His defection marks a shocking about-face for an official who occupied a critically important post. Until Fares was sent to Iraq in 2008, Syria had no ambassador stationed in Baghdad for more than 20 years.

“I was at the top of the Syrian regime,” Fares said in his first interview with a U.S.-based TV network since his defection. “But what happened in the last year during the holy revolution, all of the killing, the massacres, the refugees, and the declaration of war by Bashar al-Assad against the Syrian people, stopped any kind of hope for reform or real change, which had been promised previously by Bashar al-Assad.

“I tried during the last year and a half to convince the regime to change its treatment of the people,” Fares added. “But I wasn’t successful, so I decided to join the people.”

Damascus confirmed news of Fares’ defection in a short article published by Syria’s state news agency SANA, which announced that the ambassador had effectively been fired for leaving the Syrian Embassy in Baghdad without official authorization.

Prior to his diplomatic assignment in Iraq, Fares served as a provincial governor in different parts of Syria for a decade.

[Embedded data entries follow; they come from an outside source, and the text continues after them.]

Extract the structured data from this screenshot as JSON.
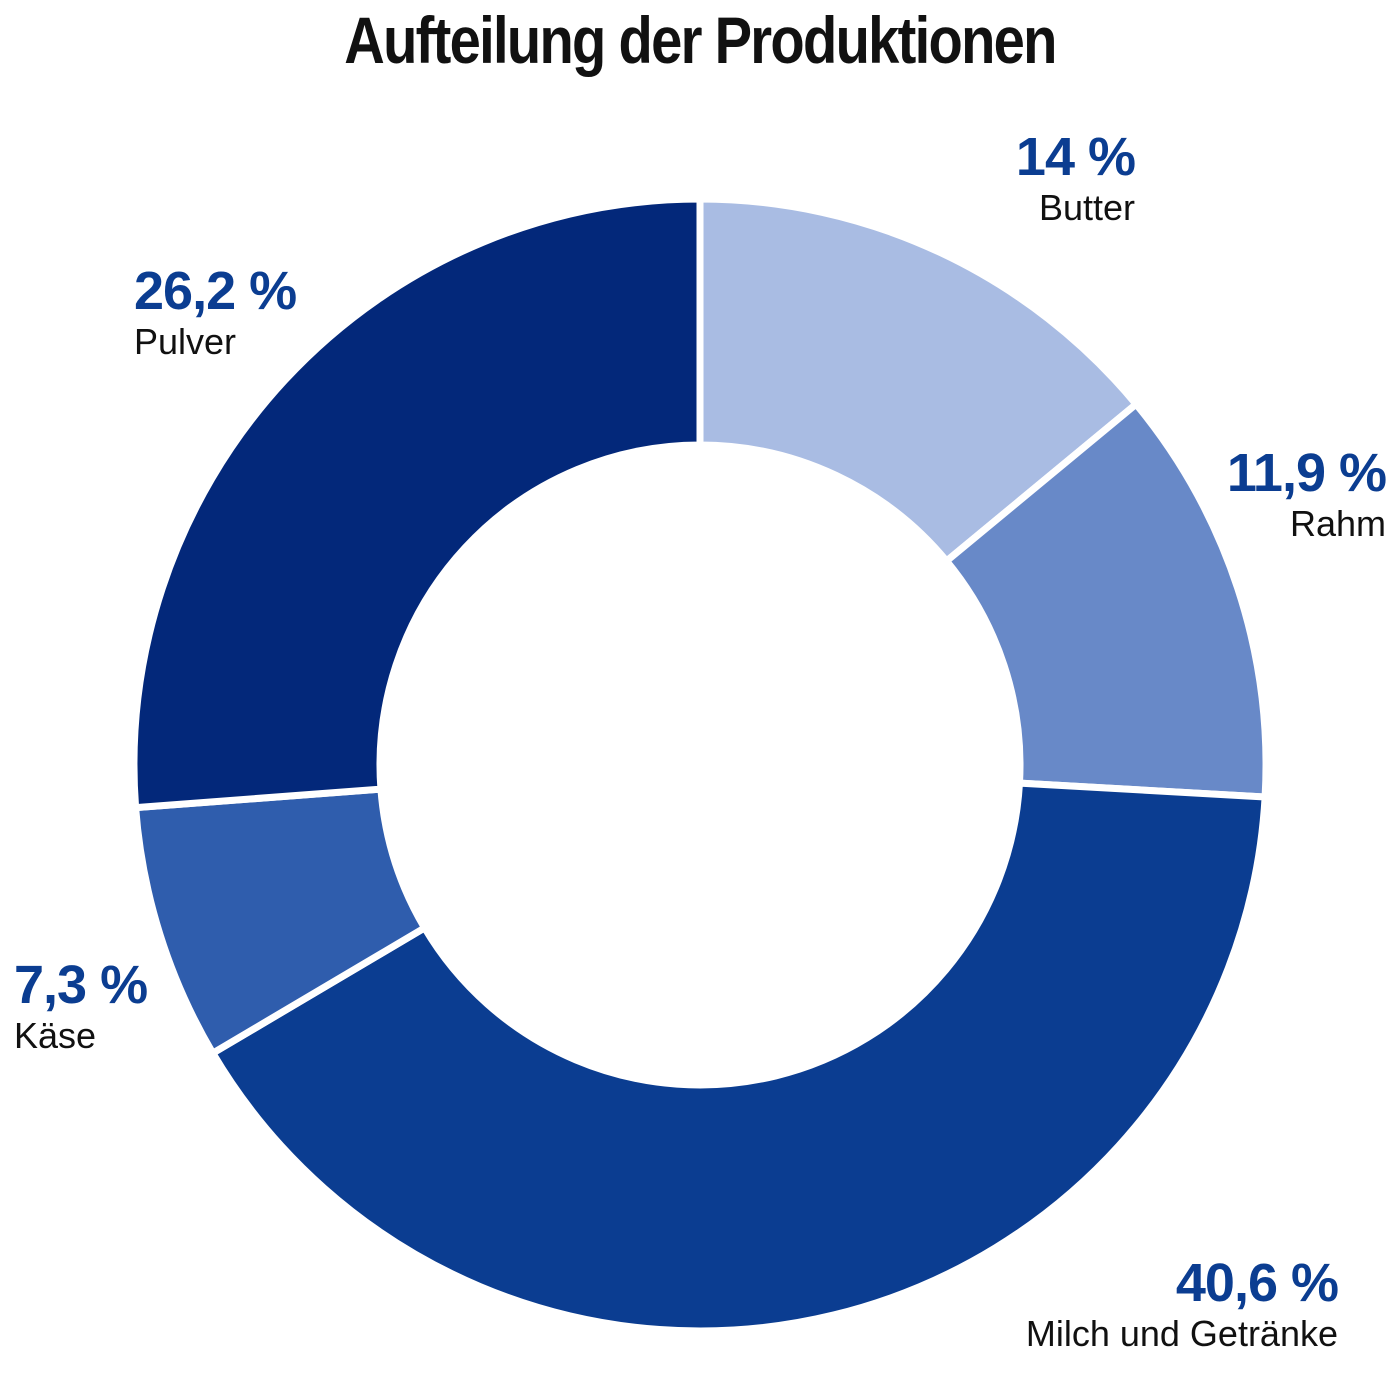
{
  "chart_data": {
    "type": "pie",
    "variant": "donut",
    "title": "Aufteilung der Produktionen",
    "categories": [
      "Butter",
      "Rahm",
      "Milch und Getränke",
      "Käse",
      "Pulver"
    ],
    "values": [
      14,
      11.9,
      40.6,
      7.3,
      26.2
    ],
    "value_labels": [
      "14 %",
      "11,9 %",
      "40,6 %",
      "7,3 %",
      "26,2 %"
    ],
    "colors": [
      "#a9bce3",
      "#6889c8",
      "#0b3d91",
      "#2f5dad",
      "#03287a"
    ],
    "start": "top",
    "direction": "clockwise",
    "legend": "none"
  }
}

He was also a regional boss in Syria’s ruling Baath Party.

Photographs on Syrian government websites as well as from Fares’ personal collection show that on more than one occasion, this native of the eastern city of Deir Ezzor reported directly to the Syrian president.

In an interview that lasted for nearly two hours in the gilded halls of a luxury hotel in the Qatari capital, Fares laid the blame for large-scale allegations of human rights abuses in Syria squarely at the feet of the country’s president.

“The regime in Syria is a totalitarian regime and a dictatorship. There is only one person who gives the orders: one person who is the president,” Fares said.

Syria’s state news agency has maintained that “armed terrorist groups” are behind the violence, which the United Nations estimates has killed more than 10,000 people since March 2011. CNN cannot independently verify reports from Syria, including Fares’ allegations, because the nation has restricted access by international journalists.